Меж бараками по снегу пробегают серые шинели, нагоняют друг друга, толпятся, о чем-то говорят, узнать бы о чем? Везде полуголоса, шепоты, все чего-то на­пряженно ждут. И вдруг в роту вбегает побледневший прапорщик Крылов: потрясающее известие: царь от­рекся! Он рассказывает, что командир полка в кабинете упал в обморок. В собрании офицеры смяты. А в бараке я не могу даже узнать своих солдат. Со стены сорвали портрет царя, в клочья топчат его сапогами, будто ни­каких царей никогда в России и не бывало. Солдаты ругаются, приплясывают, поют, словно накатило на них веселое сумасшествие, словно начинается всеобщее сча­стливое землетрясение. Еще вчера они даже не знали это трудное для мужицких губ слово, а сейчас кричат:

«Ура, революция!!!». И я, двадцатилетний республика­нец, чувствую, как спадает моя радость, убитая совсем другой радостью солдат. Из офицеров я в бараке один, кругом меня хаос криков. «Урррраааа!!!». «Да здрааав-ствуеееет!!!». И крики эти будто вылетают неиз гло­ток, а из каких-то таких опьяняющих глубин, что того и гляди эта обезумевшая радость перехлестнет берега и всё затопит. Это радость какой-то всеобщей распути­цы, в которой тонут люди, лошади, телеги, и хоть все, может быть, и утонут, но сегодня всем почему-то очень радостно. У солдат сразу всё стало иным; изменились лица, жесты, движения, голоса. Это другие люди. И это зрелище и захватывающе и страшно. Это, вероятно, то мгновение, которое называет революции великими. Мо­жет быть оно одно и есть революция, а назавтра его уже не будет? Но сегодня всё закачалось, затанцовало. Так почему же с чувством тревоги ощущаю я взрыв этих сил? Он мне чужд. Я ему даже супротивен, ибо я не хочу этой всеопрокидывающей, всеразрушающей, всему угрожающей стихии.

– Долой отделённых! – хохочет на нарах тан­цующий мордвин; он подбрасывает к потолку сапог с взвивающейся из него ржавой портянкой; мордвин уве­рен, что теперь он свободен от власти отделённого, которого вчера еще боялся.

– Войну долой! – пронзительно летят простужен­ные басы и тенора из соседнего барака. Мужики нюхом учуяли, что теперь без начальства война повалится под откос и они уже ближе к своей земле, к избам, к бабам и их общая радость так могуча, что ей не удержаться в бараках. Гогочущей, мускулистой толпой полк вываливается на желтый снег, меж бараками колышится океан шинелей. Приветствуя революцию, революционные войска маршем хотят пройти по городу.

V

На Московской улице красные банты, красные зна­мена, полотнища кумача; и откуда достали столько кро­вавой материи? Пензяки, без различия состояний, все улыбаются, как на Пасху. На извозчиках, потрясая раз­битыми кандалами, в халатах, в войлочных шапочках, в казенных котах едут освобожденные из острога уголов­ники. С извозчиков они что-то кричат о свободе, о на­роде. Толпа криками приветствует их. Даже извозчики везут их даром; в России теперь всё будет даром! «От­речемся от старого мира!». Тюрьмы уже взломаны, стражники бежали. В свободной стране не может быть тюрем. Теперь свобода всем, совершенная свобода! Жизнь народа началась только сегодня, а всё, что было вчера, выброшено из народной памяти. Только с сегод­ня, с этого мгновения, как бы сызнова пошла история России всеми своими полыми водами. Это ледоход, ле­долом. И чтобы это чувствовать, видеть, ощущать, стоит жить.

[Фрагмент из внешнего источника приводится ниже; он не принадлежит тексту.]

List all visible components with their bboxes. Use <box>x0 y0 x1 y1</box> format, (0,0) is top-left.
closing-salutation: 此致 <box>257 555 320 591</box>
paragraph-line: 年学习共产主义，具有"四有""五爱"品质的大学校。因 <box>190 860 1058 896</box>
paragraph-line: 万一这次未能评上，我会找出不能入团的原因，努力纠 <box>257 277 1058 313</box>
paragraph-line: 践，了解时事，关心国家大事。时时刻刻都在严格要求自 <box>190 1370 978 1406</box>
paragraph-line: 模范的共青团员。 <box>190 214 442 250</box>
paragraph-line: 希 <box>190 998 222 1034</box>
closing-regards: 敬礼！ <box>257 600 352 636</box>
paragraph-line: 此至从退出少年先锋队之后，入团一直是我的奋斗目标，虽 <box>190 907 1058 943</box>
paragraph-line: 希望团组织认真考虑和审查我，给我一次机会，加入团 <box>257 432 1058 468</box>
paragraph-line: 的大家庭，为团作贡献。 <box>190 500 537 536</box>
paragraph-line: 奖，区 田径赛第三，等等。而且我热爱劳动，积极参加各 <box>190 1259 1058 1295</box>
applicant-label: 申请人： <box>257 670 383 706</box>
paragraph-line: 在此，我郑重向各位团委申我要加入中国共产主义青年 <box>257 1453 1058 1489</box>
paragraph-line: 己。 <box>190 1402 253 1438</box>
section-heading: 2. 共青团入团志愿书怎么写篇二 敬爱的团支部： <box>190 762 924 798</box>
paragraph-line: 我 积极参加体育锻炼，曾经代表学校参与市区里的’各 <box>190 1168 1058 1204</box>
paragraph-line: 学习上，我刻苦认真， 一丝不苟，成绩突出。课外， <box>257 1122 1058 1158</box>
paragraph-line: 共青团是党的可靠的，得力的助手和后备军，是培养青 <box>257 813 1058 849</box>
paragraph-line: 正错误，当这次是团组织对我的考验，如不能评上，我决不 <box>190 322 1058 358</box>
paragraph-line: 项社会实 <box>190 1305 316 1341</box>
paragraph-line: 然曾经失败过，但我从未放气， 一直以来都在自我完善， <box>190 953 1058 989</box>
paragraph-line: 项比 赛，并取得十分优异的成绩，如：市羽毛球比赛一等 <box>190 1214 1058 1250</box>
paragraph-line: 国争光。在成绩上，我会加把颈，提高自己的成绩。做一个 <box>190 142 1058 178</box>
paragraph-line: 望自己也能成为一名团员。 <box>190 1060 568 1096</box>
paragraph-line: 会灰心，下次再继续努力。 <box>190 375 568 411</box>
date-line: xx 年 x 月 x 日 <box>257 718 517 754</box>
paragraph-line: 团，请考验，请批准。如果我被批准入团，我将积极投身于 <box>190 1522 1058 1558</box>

Освобожденный народ не нуждается в полиции и полиции нет, она бежала от народного землетрясения. Везде песни, приветствия, давка опьяненной толпы, об­ладательницы ничем теперь неограниченной свободы. Губернатор Евреинов арестован, но беззлобно, просто выброшен, как ненужный предмет. По указу революци­онного Временного Правительства власть перешла к председателю губернской управы князю Кугушеву, хо­рошему знакомому и постоянному партнёру губернато­ра в винт.

Невыдающийся, безобидный князь, ставший, против воли, революционной властью, от имени революции обя­зан принять парад народа и войска на Соборной Площади, где в склепе хранится гробница особочтимого у пензяков архиерея Иннокентия. В каракулевой шапке, в пальто на кенгуровом меху князь стоит на увитой кума­чем трибуне, рядом с усатым адвокатом, своим помощ­ником. Обоих окружают мешковатые, милые члены уп­равы и гласные думы. Но с трибуны будут говорить теперь не они, их оттеснили, на кровавый кумач лезут совсем новые, из подполья вымахнувшие ораторы.